Centre for Improving Health-Related Quality of Life, School of Psychology, Queen's University Belfast, Belfast, UK.
Marie Curie Palliative Care Research Centre, Cardiff University, Cardiff, UK.
BMC Public Health. 2022 May 6;22(1):906. doi: 10.1186/s12889-022-13319-1.
Advance care planning is a key preparatory step in ensuring high-quality palliative and end of life care, and should be considered as a process, beginning with community-level conversations among lay persons.
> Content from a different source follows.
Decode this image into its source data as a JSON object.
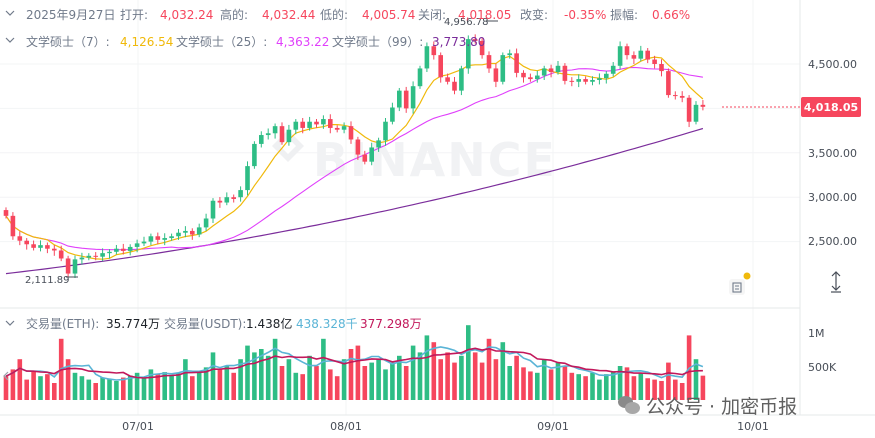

There is, however, indication that death talk among community-dwelling adults is not occurring, and there is a dearth of research examining why this is the case. This study aims to provide the first examination of barriers and facilitators to talking about death and dying among the general population in a UK region (Northern Ireland), and to provide a novel application of health behaviour change theory towards developing a theoretical understanding of the sources of this behaviour.
The study involved qualitative analysis of responses (n = 381 participants) to two open-ended questions within a cross-sectional online survey, with recruitment via social media of adults currently living in Northern Ireland. Reflexive thematic analysis was conducted on open text responses per question, with the barriers and facilitators mapped on to health behaviour change models (the Behaviour Change Wheel COM-B and the Theoretical Domains Framework).
The findings evidence a myriad of barriers and facilitators to engaging in death talk, with themes aligning to areas such as lack of acceptance of death in social contexts and fear of upsetting self or others, and a need to improve interpersonal communication skills for facilitating conversations and improve knowledge of the existing services around death and dying. A theoretical understanding of the drivers of death talk is presented with findings mapped across most components of the COM-B Behaviour Change Model and the Theoretical Domains Framework.
This study contributes to a small but emergent research area examining barriers and facilitators to talking about death and dying. Findings from this study can be used to inform new public health programmes towards empowering adults to have these conversations with others in their community towards upstreaming advance care planning.
预先医疗照护计划是确保高质量的缓和医疗和临终关怀的关键预备步骤,应被视为一个过程,从社区层面上非专业人士之间的对话开始。然而,有迹象表明,社区居民之间并没有进行死亡话题的讨论,而且缺乏研究来探讨为什么会这样。本研究旨在首次检查在英国北爱尔兰地区(英国的一个地区),普通人群谈论死亡和临终的障碍和促进因素,并应用健康行为改变理论来深入了解这种行为的来源。
该研究涉及对横断面在线调查中两个开放式问题(n=381 名参与者)的定性分析,通过社交媒体招募目前居住在北爱尔兰的成年人。对每个问题的开放文本回复进行反思性主题分析,并将障碍和促进因素映射到健康行为改变模型(行为改变车轮 COM-B 和理论领域框架)上。
研究结果表明,参与死亡话题讨论存在诸多障碍和促进因素,主题与社交环境中对死亡的接受度低、害怕让自己或他人不安以及需要提高人际沟通技巧以促进对话和提高对现有死亡和临终服务的了解等领域相关。提出了对死亡话题驱动因素的理论理解,研究结果映射到 COM-B 行为改变模型和理论领域框架的大多数组成部分上。
本研究为一个小型但新兴的研究领域做出了贡献,该领域检查了谈论死亡和临终的障碍和促进因素。本研究的结果可用于为新的公共卫生计划提供信息,以使成年人能够与社区中的其他人进行这些对话,从而推动预先医疗照护计划的实施。